Death is a strange experience. Sometimes expected, sometimes not. Sometimes quick and other times slow. I have never experienced it within my family until now. It is of nearly no comfort to me to be here, but rather something I feel is somewhat of a last duty, something I have to do, to stand by him through this last part. This final flight into the footless halls of air. I need to be here for him and for me. I could not have been anywhere else, but it is the most intense pain I have experienced. All at once I want to run out of the room screaming and also want to clamp onto his hand forever and make him stay with me. 

When the room is finally still and silent, and the machines are off, and Grandpa is gone, there is a final surge of tears. And then a hollowness. I am exhausted and empty. Adam and I drive slowly away from the hospital. He was beside me throughout this nightmare, even sleeping in the waiting room with me the first night because I wanted to be there in case there were any miraculous changes. We drive silently in the dark of the night, cloaked in our own individual grief. Adam lost his own grandfather less than two short months ago. I remember wondering how he survived it. Now our grief is raw all over again. 

Suddenly, all of the things I will not get to do with Grandpa burst out of me. I can't get the words out quickly enough to explain all that is now missing. I angrily account for all of things that have been stolen from me. I realize that we will not visit the shooting range in the cool summer mornings. We will not sit on the porch listening to afternoon rain. He will not be home when I come for dinner. And he will not walk me down the aisle for my wedding.  

Adam is quiet for a moment and then turns to me. He softly explains that on one morning he went to Grandpa’s room alone to talk to him. Adam sat beside his hospital bed and asked him if he could marry me, asked for his permission. In all the chaos of these last few days, he had done a most meaningful task. Adam had known how important it was to me, to ask this man—who was to walk me down the aisle—if he could be the one waiting at the end. 

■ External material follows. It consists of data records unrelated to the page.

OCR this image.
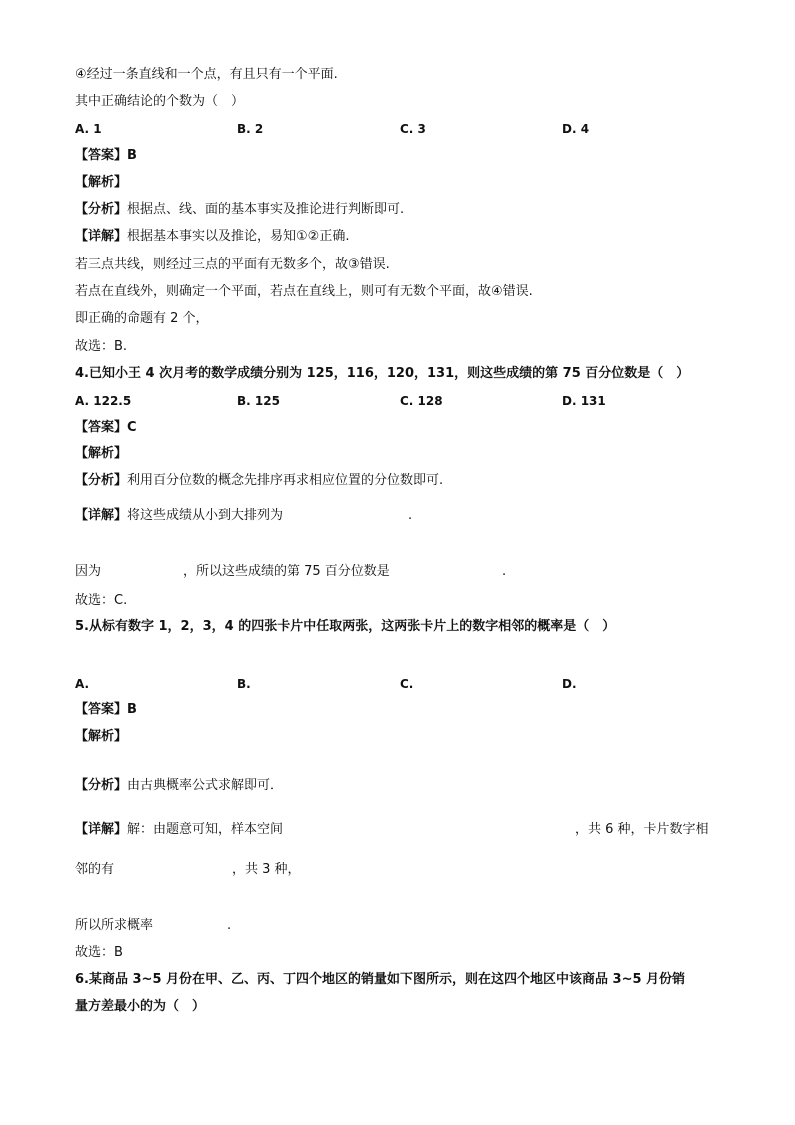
④经过一条直线和一个点，有且只有一个平面.
其中正确结论的个数为（　）
A. 1	B. 2	C. 3	D. 4
【答案】B
【解析】
【分析】根据点、线、面的基本事实及推论进行判断即可.
【详解】根据基本事实以及推论，易知①②正确.
若三点共线，则经过三点的平面有无数多个，故③错误.
若点在直线外，则确定一个平面，若点在直线上，则可有无数个平面，故④错误.
即正确的命题有 2 个，
故选：B.
4.已知小王 4 次月考的数学成绩分别为 125，116，120，131，则这些成绩的第 75 百分位数是（　）
A. 122.5	B. 125	C. 128	D. 131
【答案】C
【解析】
【分析】利用百分位数的概念先排序再求相应位置的分位数即可.
【详解】将这些成绩从小到大排列为	.
因为	，所以这些成绩的第 75 百分位数是	.
故选：C.
5.从标有数字 1，2，3，4 的四张卡片中任取两张，这两张卡片上的数字相邻的概率是（　）
A.	B.	C.	D.
【答案】B
【解析】
【分析】由古典概率公式求解即可．
【详解】解：由题意可知，样本空间	，共 6 种，卡片数字相
邻的有	，共 3 种，
所以所求概率	.
故选：B
6.某商品 3~5 月份在甲、乙、丙、丁四个地区的销量如下图所示，则在这四个地区中该商品 3~5 月份销
量方差最小的为（　）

Tears streamed down my cheeks as Adam recounted what he had done, and I felt a brief moment of peace and closure. The finality of leaving the hospital, and everything it meant, softened just a little from such an act of love and respect.

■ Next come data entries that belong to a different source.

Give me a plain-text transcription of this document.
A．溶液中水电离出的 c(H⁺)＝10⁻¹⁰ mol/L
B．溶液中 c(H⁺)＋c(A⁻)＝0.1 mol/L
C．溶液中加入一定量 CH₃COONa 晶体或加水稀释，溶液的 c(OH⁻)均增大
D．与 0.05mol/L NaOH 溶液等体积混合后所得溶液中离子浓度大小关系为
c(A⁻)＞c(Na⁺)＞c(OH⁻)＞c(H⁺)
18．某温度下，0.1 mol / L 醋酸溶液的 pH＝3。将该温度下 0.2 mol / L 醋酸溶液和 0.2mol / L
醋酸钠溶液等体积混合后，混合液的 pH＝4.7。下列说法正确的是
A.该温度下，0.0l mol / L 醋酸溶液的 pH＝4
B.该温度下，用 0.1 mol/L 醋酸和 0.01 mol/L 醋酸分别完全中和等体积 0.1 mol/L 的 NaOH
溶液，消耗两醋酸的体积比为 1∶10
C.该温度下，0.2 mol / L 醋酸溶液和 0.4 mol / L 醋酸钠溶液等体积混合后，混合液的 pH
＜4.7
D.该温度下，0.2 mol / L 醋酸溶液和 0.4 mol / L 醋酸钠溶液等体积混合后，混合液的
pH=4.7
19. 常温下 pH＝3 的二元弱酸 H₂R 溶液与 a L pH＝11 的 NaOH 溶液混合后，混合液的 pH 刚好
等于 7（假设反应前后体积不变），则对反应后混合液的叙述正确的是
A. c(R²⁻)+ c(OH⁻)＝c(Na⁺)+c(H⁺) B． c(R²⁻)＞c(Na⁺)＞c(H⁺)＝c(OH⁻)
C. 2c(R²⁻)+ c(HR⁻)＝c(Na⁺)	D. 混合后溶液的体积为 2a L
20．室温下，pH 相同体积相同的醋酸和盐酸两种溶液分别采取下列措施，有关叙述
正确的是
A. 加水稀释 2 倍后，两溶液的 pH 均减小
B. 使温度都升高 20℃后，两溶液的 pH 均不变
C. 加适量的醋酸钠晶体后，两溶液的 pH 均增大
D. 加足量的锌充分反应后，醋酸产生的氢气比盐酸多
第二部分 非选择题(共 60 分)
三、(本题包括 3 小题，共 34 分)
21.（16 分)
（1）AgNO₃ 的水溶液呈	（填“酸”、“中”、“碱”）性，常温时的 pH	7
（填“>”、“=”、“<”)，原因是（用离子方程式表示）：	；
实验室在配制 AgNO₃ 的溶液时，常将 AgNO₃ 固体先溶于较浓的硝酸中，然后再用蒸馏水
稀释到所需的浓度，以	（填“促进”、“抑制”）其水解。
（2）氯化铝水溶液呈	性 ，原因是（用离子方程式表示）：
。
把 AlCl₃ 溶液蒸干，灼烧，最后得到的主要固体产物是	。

At our wedding, my husband and I chose a song for our first dance filled with bittersweet words that we felt captured so much of our albeit short journey together. The song included the lyrics, “visit grandpa every chance that you can, it won’t be wasted time.” I never, ever viewed time with my grandparents as wasted time. But that time ran out so much sooner than I ever dreamed. He didn't walk me down the aisle that day, but he was with me. I carried his bible wreathed in flowers and adorned my dress and bouquet wrap with his air guard pins. 


My memories live now in little scraps of paper with cartoons drawn and notes scrawled in Grandpa’s handwriting, in cards and newspaper articles he’s sent to me, and in photographs where he will be smiling forever, target shooting, drinking milkshakes, and telling jokes. I see his face and hear his voice constantly. It will be years before I stop picking up the phone to call or text. I will never stop looking for him on the porch when I drive up to the house. I will never stop grieving for him. The void doesn’t get smaller, we just find ways to walk around the edges of it.